The histogram below illustrates the distribution of token counts per sample in our Mistral tokenizer, trained on 500,000 samples. This analysis provides insights into the tokenizer's behavior and its ability to handle various sentence lengths.
The histogram was created using 10,000 samples of tokenization.

![Token Distribution Histogram](https://huggingface.co/KoalaAI/Bamboo-400M/resolve/main/token_distribution.png)

**Key Observations:**

- **Broad Range:** The tokenizer effectively handles a wide range of sentence lengths, with token counts spanning from 1 to over 50.
- **Smooth Distribution:** The distribution is relatively smooth, indicating consistent tokenization across different sentence lengths.
- **Short Sequence Preference:** Most sequences fall below 20 tokens, aligning with the efficiency goals of Mistral models.
- **Peak at 7 Tokens:** A peak around 7 tokens suggests the tokenizer might have a preference for splitting sentences at this length. This could be investigated further if preserving longer contexts is a priority.

**Overall:** The tokenizer demonstrates a balanced approach, predominantly producing shorter sequences while still accommodating longer and more complex sentences.

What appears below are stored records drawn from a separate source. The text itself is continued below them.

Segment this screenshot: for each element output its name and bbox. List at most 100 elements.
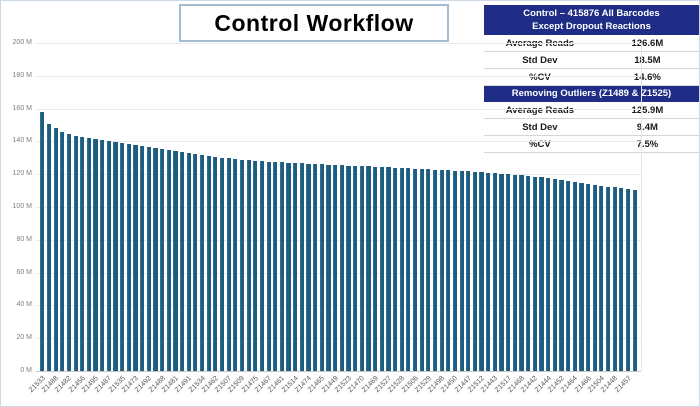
bar <box>286 162 291 371</box>
bar <box>193 153 198 371</box>
bar <box>585 183 591 371</box>
bar <box>625 188 631 371</box>
bar <box>93 139 98 371</box>
plot-right-border <box>641 43 642 371</box>
bar <box>299 163 304 371</box>
y-axis-tick-label: 60 M <box>16 268 32 276</box>
bar <box>153 147 158 371</box>
bar <box>386 167 391 371</box>
bar <box>259 161 265 371</box>
bar <box>519 175 524 371</box>
stat-value: 7.5% <box>636 138 659 150</box>
stats-row-cv: %CV 14.6% <box>484 69 699 86</box>
y-axis-tick-label: 140 M <box>12 137 32 145</box>
bar <box>313 163 318 371</box>
bar <box>173 150 178 371</box>
bar <box>579 182 584 371</box>
bar <box>492 173 497 371</box>
bar <box>426 169 431 371</box>
y-gridline <box>36 174 641 176</box>
bar <box>46 124 52 371</box>
bar <box>233 159 238 371</box>
bar <box>599 185 604 371</box>
bar <box>333 164 338 371</box>
stat-label: Std Dev <box>522 54 558 66</box>
bar <box>53 128 58 371</box>
bar <box>146 146 151 371</box>
y-axis-tick-label: 0 M <box>20 367 32 374</box>
bar <box>592 184 597 371</box>
stat-label: %CV <box>529 71 551 83</box>
bar <box>572 181 577 371</box>
y-gridline <box>36 108 641 110</box>
bar <box>472 171 478 371</box>
y-axis-tick-label: 40 M <box>16 301 32 309</box>
y-gridline <box>36 207 641 208</box>
y-gridline <box>36 141 641 143</box>
bar <box>106 141 111 371</box>
bar <box>306 163 311 371</box>
stats-row-std-dev: Std Dev 18.5M <box>484 52 699 69</box>
bar <box>499 173 504 371</box>
bar <box>126 144 131 371</box>
stat-label: Average Reads <box>505 104 575 116</box>
chart-title-box: Control Workflow <box>179 4 449 42</box>
y-gridline <box>36 75 641 77</box>
bar <box>546 178 551 371</box>
bar <box>392 167 398 371</box>
bar <box>73 135 78 371</box>
bar <box>339 165 344 371</box>
stat-label: Std Dev <box>522 121 558 133</box>
bar <box>419 169 424 371</box>
bar <box>532 176 537 371</box>
y-axis-tick-label: 200 M <box>12 39 32 46</box>
y-axis-tick-label: 120 M <box>12 170 32 178</box>
bar <box>466 171 471 371</box>
bar <box>120 143 125 371</box>
bar <box>80 136 85 371</box>
bar <box>612 187 617 371</box>
stats-row-std-dev-outliers: Std Dev 9.4M <box>484 119 699 136</box>
bar <box>619 188 624 371</box>
y-axis-tick-label: 100 M <box>12 203 32 210</box>
stat-value: 125.9M <box>631 104 664 116</box>
bar <box>373 166 378 371</box>
y-axis-tick-label: 160 M <box>12 104 32 112</box>
bar <box>479 172 484 371</box>
bar <box>399 168 404 371</box>
y-gridline <box>36 371 641 372</box>
bar <box>199 154 205 371</box>
bar <box>459 171 464 371</box>
bar <box>100 140 105 371</box>
stat-value: 9.4M <box>636 121 658 133</box>
bar <box>539 177 544 371</box>
bar <box>605 186 611 371</box>
bar <box>353 165 358 371</box>
stats-section-2-header-line1: Removing Outliers (Z1489 & Z1525) <box>511 88 672 99</box>
stats-section-1-header-line1: Control – 415876 All Barcodes <box>523 8 660 19</box>
bar <box>552 178 557 371</box>
bar <box>279 162 284 371</box>
bar <box>40 111 45 371</box>
bar <box>632 189 637 371</box>
bar <box>60 131 65 371</box>
bar <box>206 155 211 371</box>
stats-panel: Control – 415876 All Barcodes Except Dro… <box>484 5 699 153</box>
bar <box>273 161 278 371</box>
bar <box>86 138 91 371</box>
bar <box>346 165 351 371</box>
stat-value: 18.5M <box>634 54 661 66</box>
bar <box>566 180 571 371</box>
bar <box>133 145 138 371</box>
bar <box>166 149 171 371</box>
bar <box>559 179 564 371</box>
bar <box>219 157 225 371</box>
y-gridline <box>36 272 641 274</box>
bar <box>246 160 251 371</box>
bar <box>432 169 438 371</box>
bar <box>160 148 165 371</box>
bar <box>266 161 271 371</box>
y-gridline <box>36 43 641 44</box>
bar <box>179 151 185 371</box>
bar <box>239 159 245 371</box>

This balance promotes both computational efficiency and the ability to capture meaningful context. 

**Further Analysis:** While the tokenizer performs well overall, further analysis of the peak at 7 tokens and the lower frequency of very short sequences (1-3 tokens) could provide additional insights into its behavior and potential areas for refinement.

**Theory On 7-token peak:** Since English sentences have an average of 15-20 words, our tokenizer may be splitting them into 7-9 tokens, which would possibly explain this peak.